In terms of business model, it is very tricky for search engine companies - do I follow or don't follow this situation, I may lose advertising revenue, or I have to watch users go to others.

So one of its solutions might be to show ads at the same time, and it has a way to explore whether this business model is valid: I can not give you ads if you pay, you don't pay, sorry, you have to watch ads.

Jiemian News: Some time ago, there were a lot of controversies in the industry about R&D, application, commercialization, etc., after you read so many views, do you think it is more appropriate to your ideas?

Jiang Daxin: Actually, everyone is not wrong, from their point of view, they just said a different thing, and then after artificially pinching together, it seems that the views are very opposite, in fact, I don't think there is a contradiction.

Jiemian News: As an entrepreneur, what is your preference between R&D and application?

Jiang Daxin: We have always said that the model and the application should be done by the same company.

Jiemian News: So you think two-wheel drive is established?

Jiang Daxin: Yes. From day one, our company determined that both the model and the application should be done, because the model needs to be applied as a traction and a supplement to the data. When you are specific to a certain application, you must be deeply bound to it by the general model, so that the application can be extreme.

The reverse is also true, I don't think a company that only makes applications can do it to the extreme without a model that is deeply bound to it.

Jiemian News: But this will be a huge consumption for startups, and it will also test the financing ability of entrepreneurs in the later stage, such as the entrepreneur.

Jiang Daxin: Agreed, because of this round of large-scale model entrepreneurship, everyone will make an analogy with chips, and it is a pattern of re-betting on the open card, no way.

Jiemian News: What are the predictions for the first and second echelons of the global large model industry?

Jiang Daxin: The first echelon is now OpenAI's GPT, Anthropic's Claude, and Google's Gemini, each of which is a cloud.

After a year of competition, unless OpenAI immediately puts a GPT-4.5/5 to stun everyone again, otherwise in terms of their three models, the level is not much different, at least GPT-4 and Claude 3 are, from the perspective of Gemini Pro, it is close.

I think there are only two in the second echelon, x. AI's Grok and Meta's Llama, these two companies do have a lot of money, cards, and talents, but they are slow and can only be ready to open source at any time.

I judge that open source can't catch up with closed source, unless there is a major setback when closed source goes, such as GPT-4.5/5 can't be released, but I think it's a small probability event. The closed source will continue to move forward, and the momentum will not be too slow, at least to 10 trillion or even 100 billion, and it will continue at this rate.

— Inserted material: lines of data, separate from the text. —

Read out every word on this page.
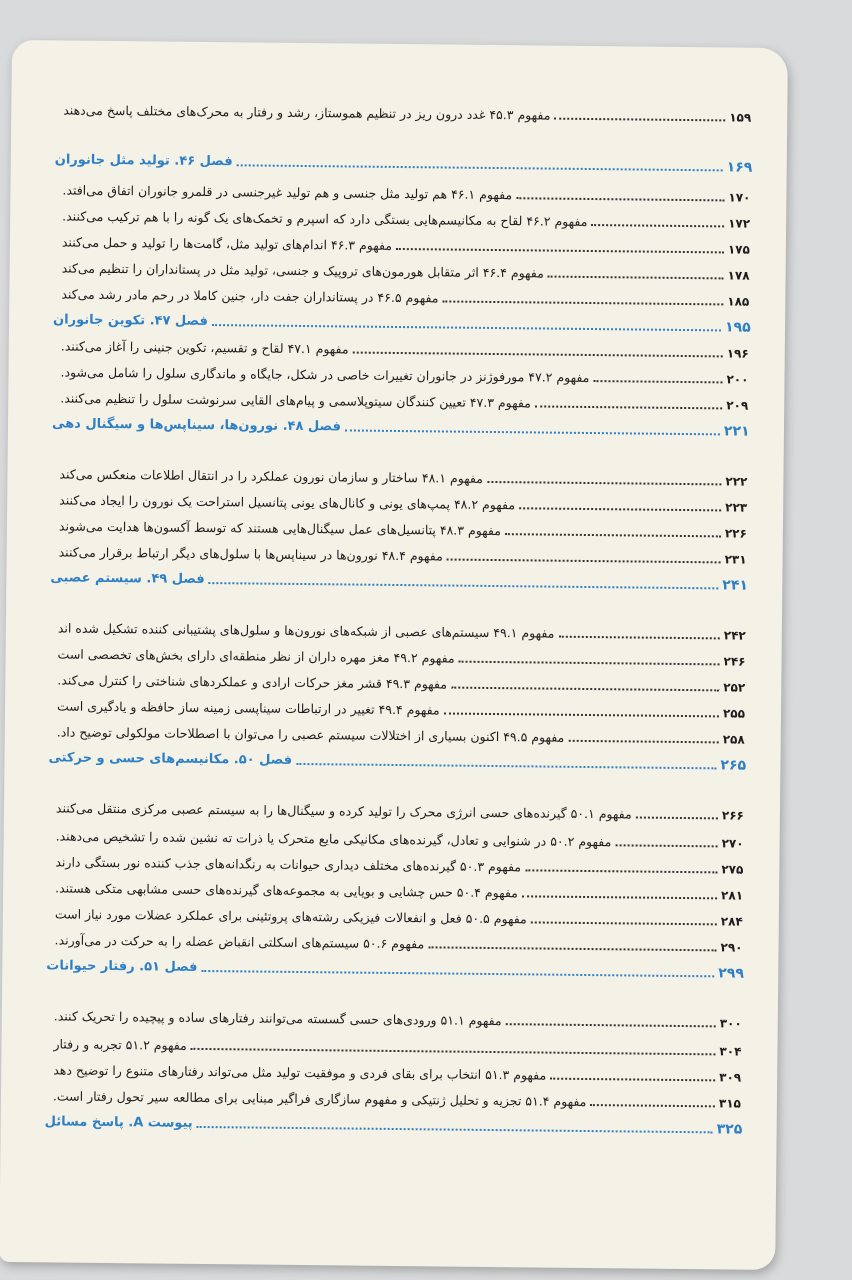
مفهوم ۴۵.۳ غدد درون ریز در تنظیم هموستاز، رشد و رفتار به محرک‌های مختلف پاسخ می‌دهند	۱۵۹
فصل ۴۶. تولید مثل جانوران	۱۶۹
مفهوم ۴۶.۱ هم تولید مثل جنسی و هم تولید غیرجنسی در قلمرو جانوران اتفاق می‌افتد.	۱۷۰
مفهوم ۴۶.۲ لقاح به مکانیسم‌هایی بستگی دارد که اسپرم و تخمک‌های یک گونه را با هم ترکیب می‌کنند.	۱۷۲
مفهوم ۴۶.۳ اندام‌های تولید مثل، گامت‌ها را تولید و حمل می‌کنند	۱۷۵
مفهوم ۴۶.۴ اثر متقابل هورمون‌های تروپیک و جنسی، تولید مثل در پستانداران را تنظیم می‌کند	۱۷۸
مفهوم ۴۶.۵ در پستانداران جفت دار، جنین کاملا در رحم مادر رشد می‌کند	۱۸۵
فصل ۴۷. تکوین جانوران	۱۹۵
مفهوم ۴۷.۱ لقاح و تقسیم، تکوین جنینی را آغاز می‌کنند.	۱۹۶
مفهوم ۴۷.۲ مورفوژنز در جانوران تغییرات خاصی در شکل، جایگاه و ماندگاری سلول را شامل می‌شود.	۲۰۰
مفهوم ۴۷.۳ تعیین کنندگان سیتوپلاسمی و پیام‌های القایی سرنوشت سلول را تنظیم می‌کنند.	۲۰۹
فصل ۴۸. نورون‌ها، سیناپس‌ها و سیگنال دهی	۲۲۱
مفهوم ۴۸.۱ ساختار و سازمان نورون عملکرد را در انتقال اطلاعات منعکس می‌کند	۲۲۲
مفهوم ۴۸.۲ پمپ‌های یونی و کانال‌های یونی پتانسیل استراحت یک نورون را ایجاد می‌کنند	۲۲۳
مفهوم ۴۸.۳ پتانسیل‌های عمل سیگنال‌هایی هستند که توسط آکسون‌ها هدایت می‌شوند	۲۲۶
مفهوم ۴۸.۴ نورون‌ها در سیناپس‌ها با سلول‌های دیگر ارتباط برقرار می‌کنند	۲۳۱
فصل ۴۹. سیستم عصبی	۲۴۱
مفهوم ۴۹.۱ سیستم‌های عصبی از شبکه‌های نورون‌ها و سلول‌های پشتیبانی کننده تشکیل شده اند	۲۴۲
مفهوم ۴۹.۲ مغز مهره داران از نظر منطقه‌ای دارای بخش‌های تخصصی است	۲۴۶
مفهوم ۴۹.۳ قشر مغز حرکات ارادی و عملکردهای شناختی را کنترل می‌کند.	۲۵۲
مفهوم ۴۹.۴ تغییر در ارتباطات سیناپسی زمینه ساز حافظه و یادگیری است	۲۵۵
مفهوم ۴۹.۵ اکنون بسیاری از اختلالات سیستم عصبی را می‌توان با اصطلاحات مولکولی توضیح داد.	۲۵۸
فصل ۵۰. مکانیسم‌های حسی و حرکتی	۲۶۵
مفهوم ۵۰.۱ گیرنده‌های حسی انرژی محرک را تولید کرده و سیگنال‌ها را به سیستم عصبی مرکزی منتقل می‌کنند	۲۶۶
مفهوم ۵۰.۲ در شنوایی و تعادل، گیرنده‌های مکانیکی مایع متحرک یا ذرات ته نشین شده را تشخیص می‌دهند.	۲۷۰
مفهوم ۵۰.۳ گیرنده‌های مختلف دیداری حیوانات به رنگدانه‌های جذب کننده نور بستگی دارند	۲۷۵
مفهوم ۵۰.۴ حس چشایی و بویایی به مجموعه‌های گیرنده‌های حسی مشابهی متکی هستند.	۲۸۱
مفهوم ۵۰.۵ فعل و انفعالات فیزیکی رشته‌های پروتئینی برای عملکرد عضلات مورد نیاز است	۲۸۴
مفهوم ۵۰.۶ سیستم‌های اسکلتی انقباض عضله را به حرکت در می‌آورند.	۲۹۰
فصل ۵۱. رفتار حیوانات	۲۹۹
مفهوم ۵۱.۱ ورودی‌های حسی گسسته می‌توانند رفتارهای ساده و پیچیده را تحریک کنند.	۳۰۰
مفهوم ۵۱.۲ تجربه و رفتار	۳۰۴
مفهوم ۵۱.۳ انتخاب برای بقای فردی و موفقیت تولید مثل می‌تواند رفتارهای متنوع را توضیح دهد	۳۰۹
مفهوم ۵۱.۴ تجزیه و تحلیل ژنتیکی و مفهوم سازگاری فراگیر مبنایی برای مطالعه سیر تحول رفتار است.	۳۱۵
پیوست A. پاسخ مسائل	۳۲۵
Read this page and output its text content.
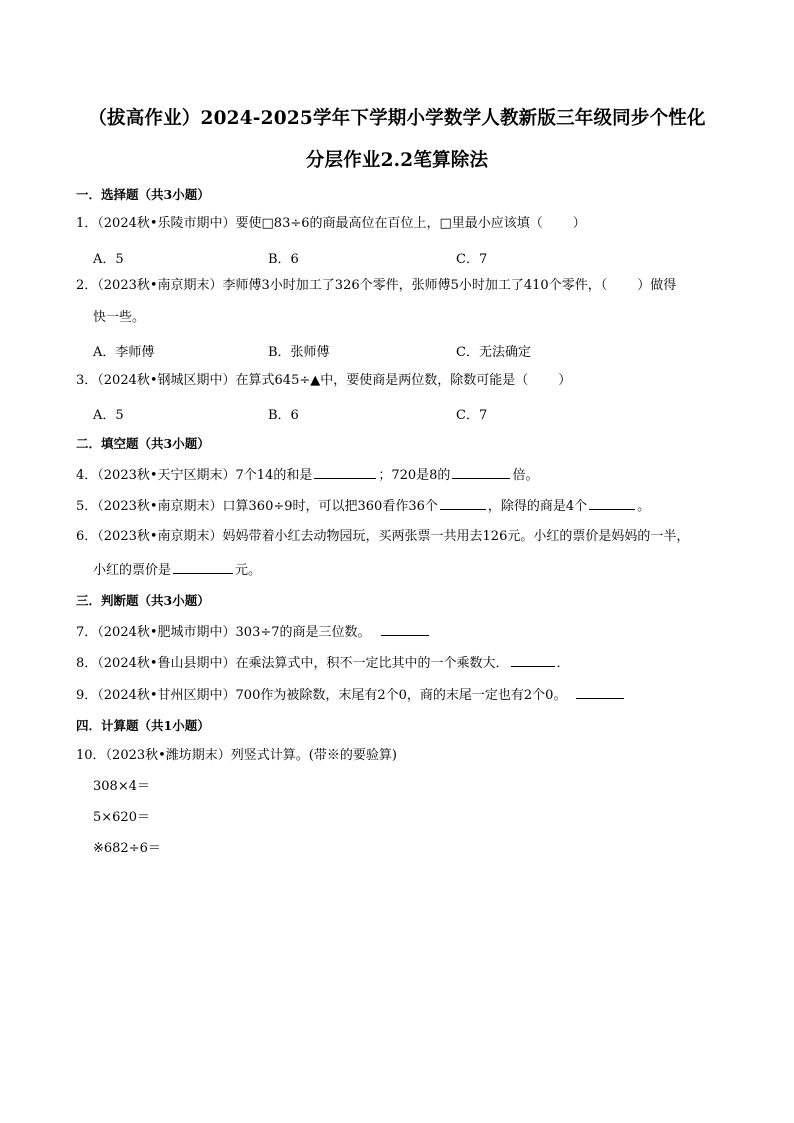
（拔高作业）2024-2025学年下学期小学数学人教新版三年级同步个性化
分层作业2.2笔算除法
一．选择题（共3小题）
1．（2024秋•乐陵市期中）要使□83÷6的商最高位在百位上，□里最小应该填（ ）
A．5	B．6	C．7
2．（2023秋•南京期末）李师傅3小时加工了326个零件，张师傅5小时加工了410个零件，（ ）做得
快一些。
A．李师傅	B．张师傅	C．无法确定
3．（2024秋•钢城区期中）在算式645÷▲中，要使商是两位数，除数可能是（ ）
A．5	B．6	C．7
二．填空题（共3小题）
4．（2023秋•天宁区期末）7个14的和是	；720是8的	倍。
5．（2023秋•南京期末）口算360÷9时，可以把360看作36个	，除得的商是4个	。
6．（2023秋•南京期末）妈妈带着小红去动物园玩，买两张票一共用去126元。小红的票价是妈妈的一半，
小红的票价是	元。
三．判断题（共3小题）
7．（2024秋•肥城市期中）303÷7的商是三位数。
8．（2024秋•鲁山县期中）在乘法算式中，积不一定比其中的一个乘数大．	．
9．（2024秋•甘州区期中）700作为被除数，末尾有2个0，商的末尾一定也有2个0。
四．计算题（共1小题）
10．（2023秋•潍坊期末）列竖式计算。(带※的要验算)
308×4＝
5×620＝
※682÷6＝
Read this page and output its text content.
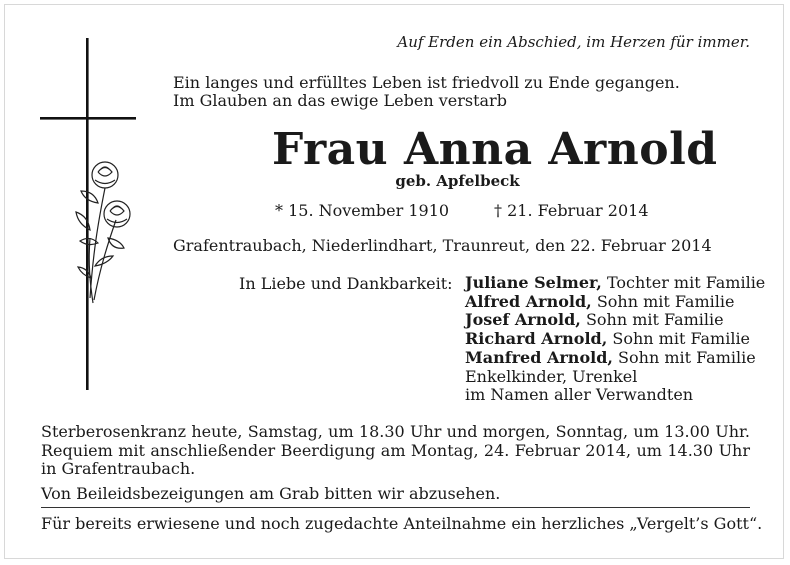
Auf Erden ein Abschied, im Herzen für immer.
Ein langes und erfülltes Leben ist friedvoll zu Ende gegangen.
Im Glauben an das ewige Leben verstarb
Frau Anna Arnold
geb. Apfelbeck
* 15. November 1910	† 21. Februar 2014
Grafentraubach, Niederlindhart, Traunreut, den 22. Februar 2014
In Liebe und Dankbarkeit: Juliane Selmer, Tochter mit Familie
Alfred Arnold, Sohn mit Familie
Josef Arnold, Sohn mit Familie
Richard Arnold, Sohn mit Familie
Manfred Arnold, Sohn mit Familie
Enkelkinder, Urenkel
im Namen aller Verwandten

Sterberosenkranz heute, Samstag, um 18.30 Uhr und morgen, Sonntag, um 13.00 Uhr. Requiem mit anschließender Beerdigung am Montag, 24. Februar 2014, um 14.30 Uhr in Grafentraubach.

Von Beileidsbezeigungen am Grab bitten wir abzusehen.
Für bereits erwiesene und noch zugedachte Anteilnahme ein herzliches „Vergelt’s Gott“.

Jiemian News: Benchmarking the world's first and second echelons, where is the overall level of domestic large models?

Jiang Daxin: Second echelon. The domestic progress is very fast, but there is still a certain gap from GPT-4 and Claude 3. In addition to the model itself, there is also a cognitive gap. OpenAI is accumulating for a long time.

Jiemian News: What kind of level will the domestic large model reach next year?

Jiang Daxin: It depends on two factors, one is how fast they (the first echelon) are, and the biggest variable now is what OpenAI's new model looks like, which will affect the pattern next year. The other depends on how many domestic companies can reach GPT-4 by the end of the year.